The TRC, for all its moral symbolism and global acclaim, delivered what Mahmood Mamdani called “a diminished truth”. In its eagerness to inaugurate a new era of peace, the Commission narrowed the parameters of truth-seeking. It focused almost exclusively on investigating acts that were illegal under apartheid – torture, extrajudicial killings, and other direct forms of state violence – but left untouched the legal but equally devastating apparatus of forced removals, land dispossession and economic exploitation. South Africa changed the laws of racial segregation but left intact the economic structures that had produced and sustained it.

This is the crucial insight that Mamdani Sr brought to the analysis, not just of post-apartheid South Africa but of the postcolonial state in general: that justice cannot end with liberal representation or recognition of harms. It must continue into the realm of redistribution. It must look at how society divides those who belong from those who don’t – not just through overt political violence, but through economic structures that appear neutral, legal, even benevolent.

It is this lineage that Zohran Mamdani taps into, consciously or not. His campaign was not about adding one more brown face to the managerial class. It was not about securing a “seat at the table” or breaking a “glass ceiling.” It was about transforming the table itself. His policies are not just bold. They are, in a deeply Mamdanian sense, attempts to reconstitute the very terms of citizenship. Who gets to live in the city? Who gets to belong? Who gets to flourish?
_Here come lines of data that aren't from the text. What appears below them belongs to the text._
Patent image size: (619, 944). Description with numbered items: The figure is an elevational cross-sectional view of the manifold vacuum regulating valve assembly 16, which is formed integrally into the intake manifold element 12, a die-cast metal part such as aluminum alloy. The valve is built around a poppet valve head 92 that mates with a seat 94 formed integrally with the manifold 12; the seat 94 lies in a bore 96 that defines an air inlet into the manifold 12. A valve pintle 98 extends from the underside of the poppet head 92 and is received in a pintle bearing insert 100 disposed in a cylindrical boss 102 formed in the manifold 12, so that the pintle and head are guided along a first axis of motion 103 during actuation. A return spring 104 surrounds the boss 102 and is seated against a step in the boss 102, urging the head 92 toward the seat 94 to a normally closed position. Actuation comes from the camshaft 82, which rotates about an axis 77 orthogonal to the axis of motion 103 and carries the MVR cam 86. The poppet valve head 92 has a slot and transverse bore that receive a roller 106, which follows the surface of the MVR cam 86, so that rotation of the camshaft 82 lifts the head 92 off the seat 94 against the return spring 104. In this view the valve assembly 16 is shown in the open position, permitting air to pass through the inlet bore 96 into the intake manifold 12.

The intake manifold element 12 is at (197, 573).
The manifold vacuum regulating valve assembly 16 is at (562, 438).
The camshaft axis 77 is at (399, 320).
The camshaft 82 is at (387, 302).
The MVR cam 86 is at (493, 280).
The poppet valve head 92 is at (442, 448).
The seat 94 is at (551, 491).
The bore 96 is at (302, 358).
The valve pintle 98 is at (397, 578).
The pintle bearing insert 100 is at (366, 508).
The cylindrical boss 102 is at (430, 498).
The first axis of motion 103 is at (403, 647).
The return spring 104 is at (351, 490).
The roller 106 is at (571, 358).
By echoing the postcolonial tradition of his father for the new millennium, Zohran Mamdani is not just the anti-Trump. He is also the anti-Obama. Obama was always keen to fold his story into the triumphalist promise of the American dream, distancing himself from any suggestion that he sought to challenge the given structures of the land of the free. Obama’s narrative was America’s apotheosis: finally, even the Black man could be included in the American dream. Mamdani Jr is telling his audience to wake up – the dream isn’t real. Obama often stressed that he wasn’t anything as scary as a Muslim or a socialist he was accused of being. Mamdani Jr is both, and embraces it. Obama used the story of his African father to craft a narrative of individual uplift, a personal ascent from the “dreams of my father” to the country’s highest office through personal excellence. Mamdani Jr uses the story of his African father to situate himself in a tradition of collective struggle and political critique. In doing so, Zohran Mamdani reactivates a decolonial grammar of justice that, in the west, has been buried under the rubble of liberal multiculturalism and corporate diversity schemes.

What Zohran Mamdani shows is that the tradition his father represents – a postcolonial critique that is sceptical of moralism, wary of elite consensus, attentive to material structures – is not necessarily an anachronism, but can be a blueprint for the future. Zohran understands how to use social media to spread Mahmood’s critique beyond the classroom or conference: that the project of decolonisation was not about dividing society into the righteous and the wrong, but about imagining a different kind of society altogether.

As we teeter on the edge of ecological collapse, fascism and economic despair, the Anglosphere left must ask itself whether it wants to shore up a dying system or build something new. In Zohran Mamdani’s victory, we see the first serious effort in a long time to do the latter.

Kojo Koram is a reader in law at Birkbeck College, University of London and the author of Uncommon Wealth: Britain and the Aftermath of Empire.